In 1938, he briefly attended Black Mountain College, but left after a dispute with faculty over the Spanish Civil War. He spent two years in Philadelphia and then moved to Woodstock, New York to join a commune run by James Cooney, where he worked on Cooney's magazine The Phoenix and met both Henry Miller and Anaïs Nin.

1936

After the death of his adopted father in 1936, Duncan started studying at the University of California, Berkeley. He began writing poems inspired in part by his left wing politics and acquired a reputation as a bohemian. His friends and influences included Mary and Lilli Fabilli, Virginia Admiral, and Pauline Kael, among others. He thrived as storyteller, poet, and fledgling bohemian, but by his sophomore year he had begun to drop classes and had quit attending obligatory military drills.

1930

Not only a poet, but also a public intellectual, Duncan's presence was felt across many facets of popular culture. His name is prominent in the history of pre-Stonewall gay culture and in the emergence of bohemian socialist communities of the 1930s and '40s, in the Beat Generation, and also in the cultural and political upheaval of the 1960s, influencing occult and gnostic circles of the time. During the later part of his life, Duncan's work, published by City Lights and New Directions, came to be distributed worldwide, and his influence as a poet is evident today in both mainstream and avant-garde writing.

1920

Duncan was born in Oakland, California, as Edward Howard Duncan Jr. His mother, Marguerite Pearl Duncan, had died in his childbirth. He was her tenth child and the delivery was at home to avoid the risks of contracting the so-called Spanish influenza at a medical facility. Duncan's father was unable to afford him, so in 1920 he was adopted by Edwin and Minnehaha Symmes, a family of devout Theosophists. They renamed him Robert Edward Symmes in honor of a family friend. It was only after a psychiatric discharge from the army in 1941 that he formed the composite of his previous names and became Robert Edward Duncan.

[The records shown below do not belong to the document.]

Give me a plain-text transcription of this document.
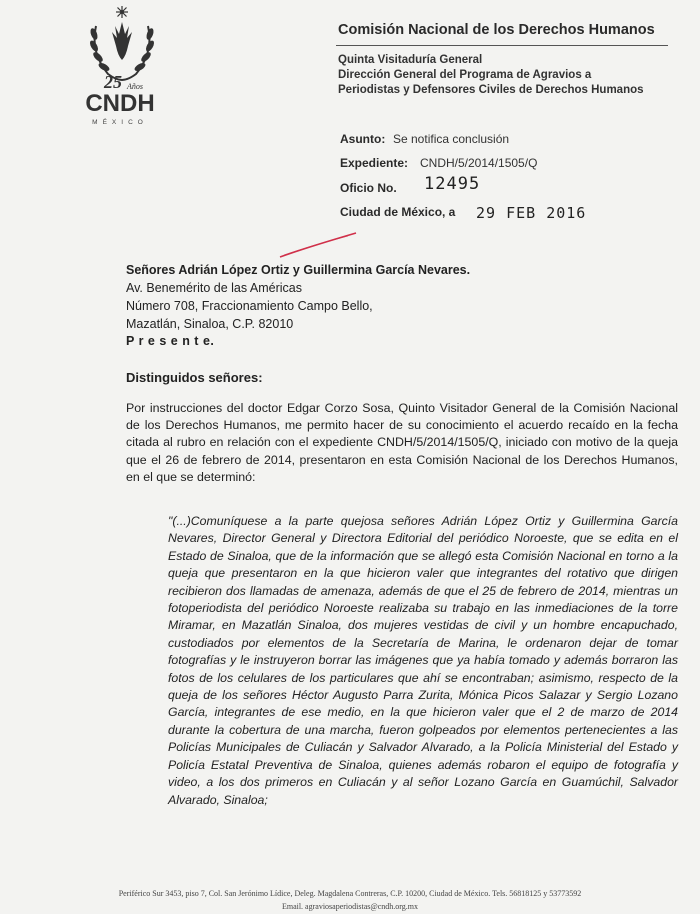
25 Años
CNDH
MÉXICO
Comisión Nacional de los Derechos Humanos
Quinta Visitaduría General
Dirección General del Programa de Agravios a
Periodistas y Defensores Civiles de Derechos Humanos
Asunto: Se notifica conclusión
Expediente: CNDH/5/2014/1505/Q
Oficio No. 12495
Ciudad de México, a 29 FEB 2016
Señores Adrián López Ortiz y Guillermina García Nevares.
Av. Benemérito de las Américas
Número 708, Fraccionamiento Campo Bello,
Mazatlán, Sinaloa, C.P. 82010
P r e s e n t e.
Distinguidos señores:
Por instrucciones del doctor Edgar Corzo Sosa, Quinto Visitador General de la Comisión Nacional de los Derechos Humanos, me permito hacer de su conocimiento el acuerdo recaído en la fecha citada al rubro en relación con el expediente CNDH/5/2014/1505/Q, iniciado con motivo de la queja que el 26 de febrero de 2014, presentaron en esta Comisión Nacional de los Derechos Humanos, en el que se determinó:
"(...)Comuníquese a la parte quejosa señores Adrián López Ortiz y Guillermina García Nevares, Director General y Directora Editorial del periódico Noroeste, que se edita en el Estado de Sinaloa, que de la información que se allegó esta Comisión Nacional en torno a la queja que presentaron en la que hicieron valer que integrantes del rotativo que dirigen recibieron dos llamadas de amenaza, además de que el 25 de febrero de 2014, mientras un fotoperiodista del periódico Noroeste realizaba su trabajo en las inmediaciones de la torre Miramar, en Mazatlán Sinaloa, dos mujeres vestidas de civil y un hombre encapuchado, custodiados por elementos de la Secretaría de Marina, le ordenaron dejar de tomar fotografías y le instruyeron borrar las imágenes que ya había tomado y además borraron las fotos de los celulares de los particulares que ahí se encontraban; asimismo, respecto de la queja de los señores Héctor Augusto Parra Zurita, Mónica Picos Salazar y Sergio Lozano García, integrantes de ese medio, en la que hicieron valer que el 2 de marzo de 2014 durante la cobertura de una marcha, fueron golpeados por elementos pertenecientes a las Policías Municipales de Culiacán y Salvador Alvarado, a la Policía Ministerial del Estado y Policía Estatal Preventiva de Sinaloa, quienes además robaron el equipo de fotografía y video, a los dos primeros en Culiacán y al señor Lozano García en Guamúchil, Salvador Alvarado, Sinaloa;
Periférico Sur 3453, piso 7, Col. San Jerónimo Lídice, Deleg. Magdalena Contreras, C.P. 10200, Ciudad de México. Tels. 56818125 y 53773592
Email. agraviosaperiodistas@cndh.org.mx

The Symmeses had begun planning for the child's arrival long prior to his adoption. There were terms for his adoption that had to be met: he had to be born at the time and place appointed by the astrologers, his mother was to die shortly after giving birth, and he was to be of Anglo-Saxon Protestant descent. His childhood was stable, and his parents were popular and social members of their community—Edwin was a prominent architect and Minnehaha devoted much of her time to volunteering and serving on committees. He grew up surrounded by the occult in one form or another; he was well aware of the circumstances of his fated birth and adoption and his parents carefully interpreted his dreams. The family adopted a second child, Barbara Eleanor Symmes, in 1920. She was born one year minus one day after Duncan, on January 6, 1920. She also was selected under circumstances similar to that of her brother; her presence was expected to bring good karma into the family.

1919

Robert Edward Duncan (January 7, 1919 – February 3, 1988) was an American poet and a devotee of Hilda "H.D." Doolittle and the Western esoteric tradition who spent most of his career in and around San Francisco. Though associated with any number of literary traditions and schools, Duncan is often identified with the poets of the New American Poetry and Black Mountain College. Duncan saw his work as emerging especially from the tradition of Pound, Williams and Lawrence. Duncan was a key figure in the San Francisco Renaissance.